D. J. Taylor is well-known as a critic, reviewer and novelist- his previous books include After the War- The Novel and England since 1945 , an acclaimed biography, Thackeray, and novels, Trespass and The Comedy Man. He lives in Norwich.

From Publishers Weekly

George Orwell (1903-1950), ne Eric Blair, seemed only a marginal Depression-era writer about disillusion and hopelessness among ordinary working types until the Spanish Civil War, when in 1937 he was shot through the neck and nearly killed, furnishing him with the lens to see totalitarianism and betrayal as, possibly, the future human condition. In his now classic Homage to Catalonia, then a commercial failure, he wrote of papers reporting facts that were lies, patriotism that was propaganda, loyalty that was treachery, heroism that was cowardice.
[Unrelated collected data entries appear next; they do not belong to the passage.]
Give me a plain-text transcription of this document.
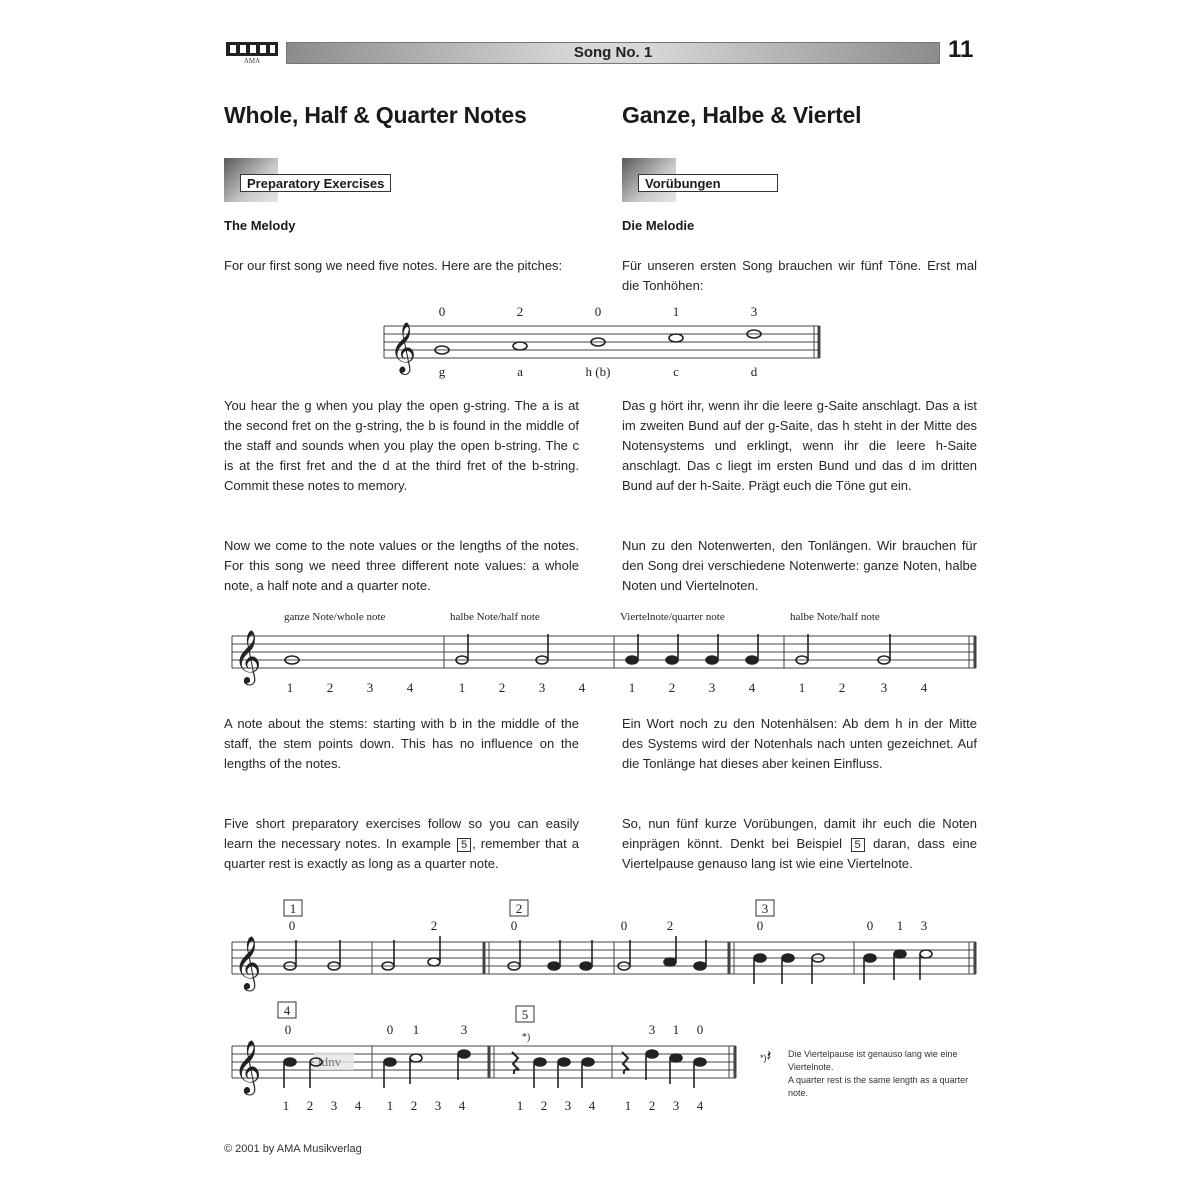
AMA	Song No. 1	11
Whole, Half & Quarter Notes	Ganze, Halbe & Viertel
Preparatory Exercises	Vorübungen
The Melody	Die Melodie
For our first song we need five notes. Here are the pitches:	Für unseren ersten Song brauchen wir fünf Töne. Erst mal die Tonhöhen:
𝄞
0	2	0	1	3
g	a	h (b)	c	d
You hear the g when you play the open g-string. The a is at the second fret on the g-string, the b is found in the middle of the staff and sounds when you play the open b-string. The c is at the first fret and the d at the third fret of the b-string. Commit these notes to memory.
Das g hört ihr, wenn ihr die leere g-Saite anschlagt. Das a ist im zweiten Bund auf der g-Saite, das h steht in der Mitte des Notensystems und erklingt, wenn ihr die leere h-Saite anschlagt. Das c liegt im ersten Bund und das d im dritten Bund auf der h-Saite. Prägt euch die Töne gut ein.
Now we come to the note values or the lengths of the notes. For this song we need three different note values: a whole note, a half note and a quarter note.
Nun zu den Notenwerten, den Tonlängen. Wir brauchen für den Song drei verschiedene Notenwerte: ganze Noten, halbe Noten und Viertelnoten.
𝄞
ganze Note/whole note	halbe Note/half note	Viertelnote/quarter note	halbe Note/half note
1	2	3	4	1	2	3	4	1	2	3	4	1	2	3	4
A note about the stems: starting with b in the middle of the staff, the stem points down. This has no influence on the lengths of the notes.
Ein Wort noch zu den Notenhälsen: Ab dem h in der Mitte des Systems wird der Notenhals nach unten gezeichnet. Auf die Tonlänge hat dieses aber keinen Einfluss.
Five short preparatory exercises follow so you can easily learn the necessary notes. In example 5 , remember that a quarter rest is exactly as long as a quarter note.
So, nun fünf kurze Vorübungen, damit ihr euch die Noten einprägen könnt. Denkt bei Beispiel 5 daran, dass eine Viertelpause genauso lang ist wie eine Viertelnote.
𝄞
1	2	3
0	2	0	0	2	0	0 1 3
𝄞	idnv
4	5
0	0 1	3	3 1 0
*)
1 2 3 4 1 2 3 4	1 2 3 4 1 2 3 4
*)𝄽 Die Viertelpause ist genauso lang wie eine Viertelnote.
A quarter rest is the same length as a quarter note.
© 2001 by AMA Musikverlag
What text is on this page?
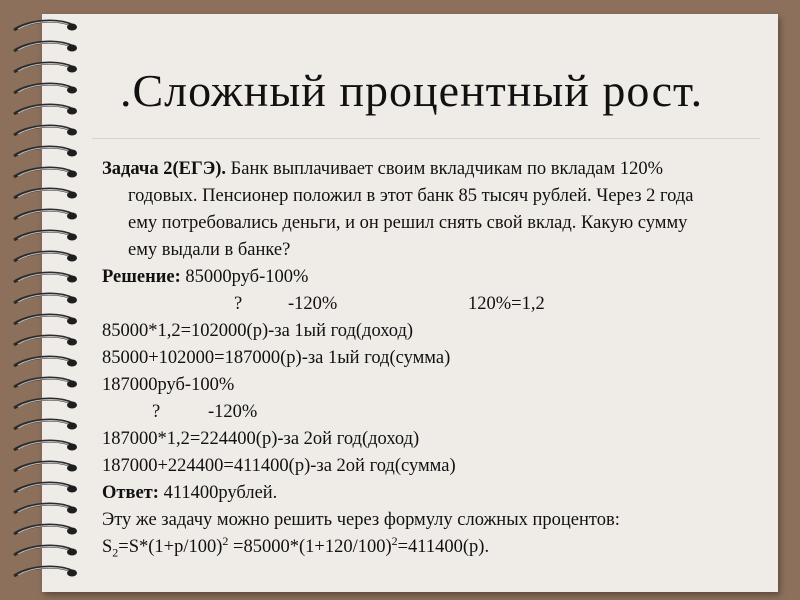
.Сложный процентный рост.
Задача 2(ЕГЭ). Банк выплачивает своим вкладчикам по вкладам 120%
годовых. Пенсионер положил в этот банк 85 тысяч рублей. Через 2 года
ему потребовались деньги, и он решил снять свой вклад. Какую сумму
ему выдали в банке?
Решение: 85000руб-100%
? -120%	120%=1,2
85000*1,2=102000(р)-за 1ый год(доход)
85000+102000=187000(р)-за 1ый год(сумма)
187000руб-100%
?	-120%
187000*1,2=224400(р)-за 2ой год(доход)
187000+224400=411400(р)-за 2ой год(сумма)
Ответ: 411400рублей.
Эту же задачу можно решить через формулу сложных процентов:
$S_2=S*(1+р/100)^2 =85000*(1+120/100)^2=411400(р)$.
The results, in a bleak career abbreviated at 46 by unremitting tuberculosis, emerged in the dystopian fable Animal Farm and in the mean urban wasteland of 1984, in which history is rewritten daily, and obedience is the only recourse for the brainwashed powerless. Taylor, author of an earlier biography of Thackeray, limns Orwell's life graphically, and relates his early fiction and journalism persuasively to the iconic postwar novels, describing his writing as "an endless scroll constantly refined and brought up to date, in which early entries reemerge to assume an expected resonance." Tendencies to cliche disappear as Taylor warms up to his theme of an Etonian displaced in a remorseless world. A few brief chapters seem merely stuck in, but Orwell's essentially lonely and downstart life, and his triumphs almost too late to matter, make for compelling reading. 16 pages of b&w illus. not seen by PW.